Update: US State Dept 'shocked' by Minya death sentences
Following a ruling sentencing 529 defendants to death in Minya on Monday, political voices from across the spectrum took to social media to either rebuke or laud the decision.
The defendants faced charges of storming and burning the Matay police station in Minya, killing a police officer and attempting to kill two others, stealing weapons and releasing inmates.
The violence is alleged to have occurred in the aftermath of the dispersals of two sit-ins calling for the reinstatement of former Muslim Brotherhood-affiliated President Mohamed Morsi, ousted three months earlier.
The Minya Criminal Court is due to issue the final verdict on April 28, following ratification from Egypt’s Grand Mufti, which is required in all death sentences.
In some instances, the ruling has prompted foreign governments to speak out.
“We are deeply concerned — and, I would say, actually pretty shocked — by the sentencing to death of 529 Egyptians related to the death of one policeman,” said on Monday Marie Harf, deputy spokesperson for the US State Department.
The Agence France-Presse (AFP) reported that Harf questioned whether the defendants could have received a trial in accordance with international norms.
“Obviously the defendants can appeal, but it simply does not seem possible that a fair review of evidence and testimony consistent with international standards could be accomplished with over 529 defendants in a two-day trial,” Harf said. "It sort of defies logic."
The privately owned newspaper Al-Shorouk reported on Foreign Ministry spokesperson Badr Abdel Aty’s interview with BBC radio on the matter, in which he asserted that Egypt’s judiciary is fully independent.
“The separation of powers is one of the fundamental principles of any modern democracy, so I cannot comment on the verdict,” he said.
The Muslim Brotherhood said the ruling was “shocking and unprecedented.” In a statement released by the group’s London press office, the verdict was described as “inhumane and a clear violation of all norms of humane and legal justice.”
The Brotherhood pointed to the verdict as “yet another clear indication that the corrupt judiciary is being utilized by the coup commanders,” in the statement.
Hamza Zawbaa, media spokesperson for the Freedom and Justice Party, often described as the Brotherhood’s political wing, said that this sentencing signaled a new stage in the revolution.
“The sentencing to death of revolutionaries,” he wrote on his Twitter account, “means that the revolution has entered a new stage and new methods. Its end will be unexpected and unprecedented.”

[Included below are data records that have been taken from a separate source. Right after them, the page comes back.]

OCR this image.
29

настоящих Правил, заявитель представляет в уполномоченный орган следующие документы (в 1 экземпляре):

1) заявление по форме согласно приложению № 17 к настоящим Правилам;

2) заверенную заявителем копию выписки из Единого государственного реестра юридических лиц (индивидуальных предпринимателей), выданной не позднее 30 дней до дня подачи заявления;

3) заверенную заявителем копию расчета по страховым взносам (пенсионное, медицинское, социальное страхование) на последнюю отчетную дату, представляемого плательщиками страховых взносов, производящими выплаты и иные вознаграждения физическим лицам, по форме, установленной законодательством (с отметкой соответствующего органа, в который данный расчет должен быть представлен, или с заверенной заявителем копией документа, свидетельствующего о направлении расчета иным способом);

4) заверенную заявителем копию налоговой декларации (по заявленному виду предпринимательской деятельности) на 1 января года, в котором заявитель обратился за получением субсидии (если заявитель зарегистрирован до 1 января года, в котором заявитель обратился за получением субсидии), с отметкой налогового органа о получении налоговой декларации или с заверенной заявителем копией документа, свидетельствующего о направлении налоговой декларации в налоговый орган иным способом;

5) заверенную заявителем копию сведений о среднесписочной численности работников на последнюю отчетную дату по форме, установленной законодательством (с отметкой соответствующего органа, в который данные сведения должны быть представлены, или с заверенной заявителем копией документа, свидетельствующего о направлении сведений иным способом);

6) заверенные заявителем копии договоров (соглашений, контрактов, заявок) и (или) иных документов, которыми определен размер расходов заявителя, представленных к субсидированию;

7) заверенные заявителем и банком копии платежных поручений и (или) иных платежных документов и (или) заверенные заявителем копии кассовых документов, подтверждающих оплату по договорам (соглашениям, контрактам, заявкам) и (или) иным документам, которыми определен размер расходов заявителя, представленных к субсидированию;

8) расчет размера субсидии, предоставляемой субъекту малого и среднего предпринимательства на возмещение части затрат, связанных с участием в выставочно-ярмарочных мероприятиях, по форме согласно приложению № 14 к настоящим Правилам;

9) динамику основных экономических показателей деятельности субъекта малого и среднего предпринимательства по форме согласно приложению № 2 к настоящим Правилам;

Local media featured a number of figures lauding or criticizing the ruling.
Former MP Mohamed Abu Hamed wrote on his Twitter account that harsh punishments are necessary as “a lesson and a deterrent to other terrorists,” the privately owned newspaper Al-Masry Al-Youm (AMAY) reported.
The same newspaper also reported the criticisms of prominent journalist Hussein Abdul Ghani, who wrote on his Twitter account, “In the Nuremberg trial of Nazi crimes in World War II, which caused the deaths of 50 million people, the death sentence was passed on none of the defendants except 12, and executed in only six of those cases.”
Mahmoud Badr of the grassroots Tamarod (Rebel) campaign wrote on his Facebook page calling on those not happy with the verdict “to look at themselves in the mirror and ask themselves if this sentencing had been against Mubarak and 528 supporters of his regime, if there would have been the same reaction.”
The leadership of Tamarod, which spearheaded the last year’s protest movement calling for Morsi’s ouster, has been largely supportive of the road map led by the military-backed government since the Islamist president's removal from office.
Several of the defendants were not present during the trial. One of the men tried in absentia phoned the satellite Al Jazeera Mubasher Misr television channel, both AMAY and Al-Shorouk reported. The man, who did not give his name, said that he had not seen a lawyer and not even been summoned by the prosecution.
Osama Metwally, director of security in Minya, said that security measures have been taken in the governorate in anticipation of any acts of violence. Al-Shorouk reported that in a phone call to a talk show on the private satellite channel CBC Xtra, “We expect that there will be reactions to this ruling, and we will deal with them firmly.”
AMAY detailed three previous “famous” rulings issued by the same judge, Saeed Yousef, over the past year. In one, he sentenced a woman to 30 years in prison for robbing clothing stores while carrying a light weapon, while in another, he sentenced a man to 15 years for sexual harassment (though this was later reduced to 10).
The third ruling was an acquittal. He found a group of defendants innocent of the killing of protesters during the January 25 revolution in the governorate of Beni Suef.
The defendants were the former director of security in Beni Suef, three of his aides and seven local officers.